Moving aboard the gutted boat, the family put in 10 hours a day, 7 days a week for months and months, slowly reviving the decks and interior as they resurrected the nearly 50-year-old vessel from its long, deteriorating stupor. While Craig made major changes to the masts and sail plan, the girls focused on the woodwork and varnish, with Tracy learning how to use a table saw and Sara becoming an expert at applying a 12-coat marine finish.

Inside the big forward cabin that Sara and Alexis planned to share, the two younger sisters decided to add to their workload by building a dividing bulkhead. That reduced the size of their common living space but gave each girl a semi-private berth of her own.

“We knew that if we we’re going to keep the family together we’d need a separate space for everyone,” Craig says. “Strong walls make strong sisters.”

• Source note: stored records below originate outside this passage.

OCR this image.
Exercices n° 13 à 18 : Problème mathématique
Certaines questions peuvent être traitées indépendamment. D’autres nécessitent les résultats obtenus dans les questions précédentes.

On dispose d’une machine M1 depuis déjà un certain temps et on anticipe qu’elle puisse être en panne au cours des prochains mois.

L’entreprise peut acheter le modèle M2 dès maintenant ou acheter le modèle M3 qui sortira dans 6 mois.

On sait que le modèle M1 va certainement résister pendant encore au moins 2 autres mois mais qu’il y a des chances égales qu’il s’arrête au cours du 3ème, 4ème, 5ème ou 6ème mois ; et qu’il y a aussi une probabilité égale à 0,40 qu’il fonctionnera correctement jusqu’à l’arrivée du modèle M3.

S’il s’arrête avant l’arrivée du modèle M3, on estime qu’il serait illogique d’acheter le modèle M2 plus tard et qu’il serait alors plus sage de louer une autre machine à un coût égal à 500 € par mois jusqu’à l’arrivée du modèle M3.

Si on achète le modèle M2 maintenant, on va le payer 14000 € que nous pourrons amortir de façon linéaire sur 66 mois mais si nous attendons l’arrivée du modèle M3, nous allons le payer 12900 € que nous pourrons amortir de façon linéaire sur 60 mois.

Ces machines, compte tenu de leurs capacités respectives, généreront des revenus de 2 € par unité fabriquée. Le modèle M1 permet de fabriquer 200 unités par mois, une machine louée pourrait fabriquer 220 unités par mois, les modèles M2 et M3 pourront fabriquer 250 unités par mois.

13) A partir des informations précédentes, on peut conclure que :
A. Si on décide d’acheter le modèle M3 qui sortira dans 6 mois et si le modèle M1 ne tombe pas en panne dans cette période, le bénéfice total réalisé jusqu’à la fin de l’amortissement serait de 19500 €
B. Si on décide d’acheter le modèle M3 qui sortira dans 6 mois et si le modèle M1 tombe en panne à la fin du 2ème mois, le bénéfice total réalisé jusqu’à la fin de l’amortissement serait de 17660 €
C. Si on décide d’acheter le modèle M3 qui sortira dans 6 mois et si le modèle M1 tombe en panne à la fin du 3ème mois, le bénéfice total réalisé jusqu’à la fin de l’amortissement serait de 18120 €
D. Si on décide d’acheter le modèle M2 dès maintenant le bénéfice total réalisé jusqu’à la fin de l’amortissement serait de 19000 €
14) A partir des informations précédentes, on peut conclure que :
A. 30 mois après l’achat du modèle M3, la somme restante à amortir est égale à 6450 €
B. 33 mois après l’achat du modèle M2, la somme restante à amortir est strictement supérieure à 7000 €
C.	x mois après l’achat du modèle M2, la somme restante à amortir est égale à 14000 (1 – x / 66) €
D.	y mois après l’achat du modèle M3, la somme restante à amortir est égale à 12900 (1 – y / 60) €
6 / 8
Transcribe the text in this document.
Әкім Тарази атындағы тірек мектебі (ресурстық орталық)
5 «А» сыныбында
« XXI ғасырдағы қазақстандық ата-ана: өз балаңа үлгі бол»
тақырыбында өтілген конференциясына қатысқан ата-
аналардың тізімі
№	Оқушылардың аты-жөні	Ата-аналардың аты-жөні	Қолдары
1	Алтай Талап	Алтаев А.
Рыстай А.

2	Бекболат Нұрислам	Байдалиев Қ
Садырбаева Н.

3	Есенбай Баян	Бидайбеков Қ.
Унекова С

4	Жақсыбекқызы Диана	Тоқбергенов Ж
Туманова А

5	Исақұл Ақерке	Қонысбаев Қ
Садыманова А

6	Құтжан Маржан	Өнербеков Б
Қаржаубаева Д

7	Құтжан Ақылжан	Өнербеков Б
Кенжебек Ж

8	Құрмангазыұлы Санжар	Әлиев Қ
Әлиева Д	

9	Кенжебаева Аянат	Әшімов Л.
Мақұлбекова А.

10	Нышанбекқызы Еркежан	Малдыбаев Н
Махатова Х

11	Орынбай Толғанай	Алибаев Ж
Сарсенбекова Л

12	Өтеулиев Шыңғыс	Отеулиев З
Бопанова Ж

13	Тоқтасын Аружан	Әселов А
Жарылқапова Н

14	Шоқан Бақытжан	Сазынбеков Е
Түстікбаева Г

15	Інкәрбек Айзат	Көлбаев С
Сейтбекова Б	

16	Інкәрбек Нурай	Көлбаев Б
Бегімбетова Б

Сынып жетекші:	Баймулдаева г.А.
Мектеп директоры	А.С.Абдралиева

Working alongside each other helped strengthen the family’s bonds, too, especially between the two oldest sisters.

Both young women confess that they couldn’t have cared less for the other before taking up their tools together in St. Maarten.

Yet not long afterward, they’d grown so close that they willingly shared a bed while Tracy was putting her cabin in order.

“We didn’t talk to each other. We didn’t know one another,” says Tracy, who maintains the family’s Web site. “But now we finish each other’s sentences.”

Those new family ties became even stronger after the Bachs began testing themselves under sail in November 2007.

Though their learning curve proved steeper than imagined, Craig says, they’ve become increasingly adept at handling the ketch in open water, where they’ve successfully if not always happily weathered squalls of 40 to 60 knots. They’ve also learned to watch out for each other on land, pairing and tripling up for safety as well as companionship whenever they step ashore to explore a new port.

Other changes have taken place, too, as the family of six has adapted to living together in such tight, often inescapable quarters.

In most cases, the kids have learned to give and take instead of digging in their heels whenever a dispute arises, and small annoyances once considered intolerable have disappeared from their radar screens.

“When Alexis has a flaming teen-age moment, you still have to get out of the way. That’s just how it is,” Preston says. “But because we’re so close here, we’ve had to get over our usual issue ‘ka-bibbling.’ You just make everybody else miserable if you don’t.”

Equally dispensable is the lust for stuff that governed so much of the life they left back in Austin. Pared down to a few square feet of living space, each of the Bachs has had to radically re-adjust their ideas about what they absolutely have to have — and what they can do without.

The impulse to simplify became even stronger after the family visited a struggling orphanage school in a remote part of Haiti, where the need for such basic items as shoes, uniforms, books and teachers’ salaries convinced them to adopt the charitable venture as a fund-raising mission.

Tracy’s art supplies and electronic equipment — plus a few pairs of high heels — quickly moved to the front of the pack, for example, when she began sifting through her belongings for the things that really mattered. Alexis’ once-prized collection of stuffed animals went through the same scrutiny — and now most of her former favorites are up for adoption.

Even without the influence of their visit to Haiti, however, the unalterable lack of space aboard the cramped boat has changed their attitudes for good.

Sara would probably jettison anything to make room for her guitar — despite that fact that she can barely turn around with it in her narrow cabin. The same holds true for the skateboards and guitars that fill Preston’s tiny, well-like living space in the bow.

“Everything’s stuffed in little cubbies and holes,” he says. “So I have to go through it all every six months of so and throw half of it out.”